首先我们来看一下spark为什么会解析错误,在spark中使用 Literals 标识字面常量,将指定的字面值转换成Spark能够理解的值,Literals属于一种表达式。
1.如sql:create table test_gg as select 0.000 as scores;
在此语句中,spark 将0.000解析为 Literals表达式,转换成decimal(3,3)类型,在写入hive时使用 HiveFileFormat 进行转换,将outputData转换为0,其precision为1,scale为0。而其typeInfo仍为decimal(3,3), 在写入hive orc数据时会校验该精度信息,因不符合校验规则,导致写入数据为NULL。
private val fieldOIs = standardOI.getAllStructFieldRefs.asScala.map(_.getFieldObjectInspector).toArray
private val dataTypes = dataSchema.map(_.dataType).toArray
private val wrappers = fieldOIs.zip(dataTypes).map { case(f, dt) => wrapperFor(f, dt) }
private val outputData = new Array[Any](fieldOIs.length)

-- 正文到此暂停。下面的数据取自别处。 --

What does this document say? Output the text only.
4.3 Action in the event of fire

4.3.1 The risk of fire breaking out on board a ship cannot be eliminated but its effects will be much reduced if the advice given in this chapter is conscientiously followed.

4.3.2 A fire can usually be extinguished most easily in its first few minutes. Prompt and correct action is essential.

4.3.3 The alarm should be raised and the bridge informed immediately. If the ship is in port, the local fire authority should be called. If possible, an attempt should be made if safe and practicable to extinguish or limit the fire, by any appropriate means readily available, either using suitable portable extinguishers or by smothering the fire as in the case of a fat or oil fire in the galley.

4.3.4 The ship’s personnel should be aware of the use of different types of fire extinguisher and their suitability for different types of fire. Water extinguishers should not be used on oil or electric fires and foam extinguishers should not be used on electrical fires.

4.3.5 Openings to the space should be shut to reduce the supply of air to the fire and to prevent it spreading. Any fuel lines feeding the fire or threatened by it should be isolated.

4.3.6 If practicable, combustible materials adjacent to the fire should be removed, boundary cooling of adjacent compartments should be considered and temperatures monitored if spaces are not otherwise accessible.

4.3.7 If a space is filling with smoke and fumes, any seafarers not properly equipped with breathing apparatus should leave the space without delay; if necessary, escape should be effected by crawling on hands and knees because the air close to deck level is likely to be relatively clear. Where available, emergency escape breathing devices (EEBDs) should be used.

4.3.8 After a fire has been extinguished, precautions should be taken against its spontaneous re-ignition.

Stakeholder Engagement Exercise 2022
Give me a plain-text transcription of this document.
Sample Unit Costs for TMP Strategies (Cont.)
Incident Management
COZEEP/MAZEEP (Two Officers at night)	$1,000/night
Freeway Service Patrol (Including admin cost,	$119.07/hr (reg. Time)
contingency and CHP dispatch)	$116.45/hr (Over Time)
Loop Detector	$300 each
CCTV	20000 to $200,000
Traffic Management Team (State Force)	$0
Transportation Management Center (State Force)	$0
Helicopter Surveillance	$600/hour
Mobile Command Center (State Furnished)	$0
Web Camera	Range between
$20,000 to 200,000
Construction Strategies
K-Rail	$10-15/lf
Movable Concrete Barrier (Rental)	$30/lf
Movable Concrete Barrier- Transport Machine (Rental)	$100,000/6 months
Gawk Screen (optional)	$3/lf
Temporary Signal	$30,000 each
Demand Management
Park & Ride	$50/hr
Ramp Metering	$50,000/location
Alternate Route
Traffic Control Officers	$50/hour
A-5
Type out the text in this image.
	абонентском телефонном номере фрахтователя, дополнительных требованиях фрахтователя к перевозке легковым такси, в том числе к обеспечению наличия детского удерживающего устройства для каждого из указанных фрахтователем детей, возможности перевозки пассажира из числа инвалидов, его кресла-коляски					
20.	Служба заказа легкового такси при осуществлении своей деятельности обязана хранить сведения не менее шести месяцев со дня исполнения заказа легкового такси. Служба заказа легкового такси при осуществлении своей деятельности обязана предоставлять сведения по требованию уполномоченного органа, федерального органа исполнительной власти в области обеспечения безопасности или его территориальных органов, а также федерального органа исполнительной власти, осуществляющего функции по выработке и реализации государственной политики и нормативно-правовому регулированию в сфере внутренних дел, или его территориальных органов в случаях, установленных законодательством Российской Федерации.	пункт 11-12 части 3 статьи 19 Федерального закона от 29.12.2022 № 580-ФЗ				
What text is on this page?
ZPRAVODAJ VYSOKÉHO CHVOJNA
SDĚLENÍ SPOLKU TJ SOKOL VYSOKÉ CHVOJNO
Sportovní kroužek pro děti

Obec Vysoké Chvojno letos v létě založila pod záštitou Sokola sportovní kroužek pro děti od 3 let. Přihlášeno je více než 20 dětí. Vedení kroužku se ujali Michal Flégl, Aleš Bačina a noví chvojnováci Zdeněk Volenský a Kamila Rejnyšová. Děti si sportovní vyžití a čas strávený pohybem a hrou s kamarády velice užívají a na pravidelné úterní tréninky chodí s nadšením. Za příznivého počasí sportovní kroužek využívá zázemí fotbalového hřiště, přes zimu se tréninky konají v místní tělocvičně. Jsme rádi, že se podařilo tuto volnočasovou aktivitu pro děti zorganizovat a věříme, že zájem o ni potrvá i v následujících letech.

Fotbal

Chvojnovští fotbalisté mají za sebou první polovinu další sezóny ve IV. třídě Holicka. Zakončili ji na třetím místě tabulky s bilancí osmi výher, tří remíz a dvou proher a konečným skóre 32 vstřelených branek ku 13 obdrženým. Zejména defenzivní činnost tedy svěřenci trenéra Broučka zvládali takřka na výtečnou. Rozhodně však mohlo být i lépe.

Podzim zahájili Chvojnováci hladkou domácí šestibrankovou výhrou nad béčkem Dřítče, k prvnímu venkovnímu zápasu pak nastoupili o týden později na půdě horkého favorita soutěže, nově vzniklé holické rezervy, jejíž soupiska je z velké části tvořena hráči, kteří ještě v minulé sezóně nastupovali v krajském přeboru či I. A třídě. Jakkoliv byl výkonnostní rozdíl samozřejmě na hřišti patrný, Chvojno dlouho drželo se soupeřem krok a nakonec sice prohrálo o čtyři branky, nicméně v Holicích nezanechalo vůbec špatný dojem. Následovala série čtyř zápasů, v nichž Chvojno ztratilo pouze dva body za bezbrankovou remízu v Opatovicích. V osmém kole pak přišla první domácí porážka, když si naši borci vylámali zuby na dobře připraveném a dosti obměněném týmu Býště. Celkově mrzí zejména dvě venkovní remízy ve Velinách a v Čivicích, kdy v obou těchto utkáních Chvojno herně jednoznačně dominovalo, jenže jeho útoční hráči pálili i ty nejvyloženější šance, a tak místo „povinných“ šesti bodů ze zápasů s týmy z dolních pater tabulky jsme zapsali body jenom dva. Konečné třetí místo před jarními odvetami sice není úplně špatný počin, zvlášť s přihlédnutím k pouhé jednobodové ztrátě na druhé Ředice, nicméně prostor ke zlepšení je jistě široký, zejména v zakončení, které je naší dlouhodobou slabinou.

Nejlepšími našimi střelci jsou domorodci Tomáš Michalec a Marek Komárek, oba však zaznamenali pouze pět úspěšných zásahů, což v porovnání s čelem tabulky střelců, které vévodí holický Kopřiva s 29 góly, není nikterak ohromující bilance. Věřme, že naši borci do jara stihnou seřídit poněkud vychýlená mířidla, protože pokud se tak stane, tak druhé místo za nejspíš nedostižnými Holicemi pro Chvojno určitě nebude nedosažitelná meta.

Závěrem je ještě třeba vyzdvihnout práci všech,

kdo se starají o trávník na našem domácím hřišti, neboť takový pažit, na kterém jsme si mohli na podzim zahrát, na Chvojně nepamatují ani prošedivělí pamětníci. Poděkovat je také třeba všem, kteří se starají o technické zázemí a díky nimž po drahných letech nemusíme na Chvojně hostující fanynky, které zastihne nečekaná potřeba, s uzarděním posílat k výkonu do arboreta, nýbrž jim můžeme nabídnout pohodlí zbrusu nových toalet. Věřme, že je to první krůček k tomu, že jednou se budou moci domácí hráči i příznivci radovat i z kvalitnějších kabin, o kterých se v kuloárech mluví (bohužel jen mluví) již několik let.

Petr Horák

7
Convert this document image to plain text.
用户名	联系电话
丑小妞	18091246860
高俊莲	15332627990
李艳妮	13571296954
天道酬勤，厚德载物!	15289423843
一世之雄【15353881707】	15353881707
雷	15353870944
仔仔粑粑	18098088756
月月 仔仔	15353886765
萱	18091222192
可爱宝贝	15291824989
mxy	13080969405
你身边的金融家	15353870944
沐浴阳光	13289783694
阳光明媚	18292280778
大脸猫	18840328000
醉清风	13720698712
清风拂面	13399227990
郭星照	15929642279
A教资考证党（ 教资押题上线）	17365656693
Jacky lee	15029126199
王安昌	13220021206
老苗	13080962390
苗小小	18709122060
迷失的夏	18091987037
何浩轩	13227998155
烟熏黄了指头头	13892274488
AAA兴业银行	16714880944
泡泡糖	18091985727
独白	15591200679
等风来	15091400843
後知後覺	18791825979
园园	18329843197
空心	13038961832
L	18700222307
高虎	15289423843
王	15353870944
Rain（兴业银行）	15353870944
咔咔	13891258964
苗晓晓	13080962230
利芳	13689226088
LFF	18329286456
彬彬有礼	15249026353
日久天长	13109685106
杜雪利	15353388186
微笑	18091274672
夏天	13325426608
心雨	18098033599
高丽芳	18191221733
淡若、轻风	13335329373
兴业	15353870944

在HiveFileFormat中获取写入的数据信息 outputData,转换后在write 的时候丢失了精度
private val fieldOIs = standardOI.getAllStructFieldRefs.asScala.map(_.getFieldObjectInspector).toArray
private val dataTypes = dataSchema.map(_.dataType).toArray
private val wrappers = fieldOIs.zip(dataTypes).map { case(f, dt) => wrapperFor(f, dt) }
private val outputData = new Array[Any](fieldOIs.length)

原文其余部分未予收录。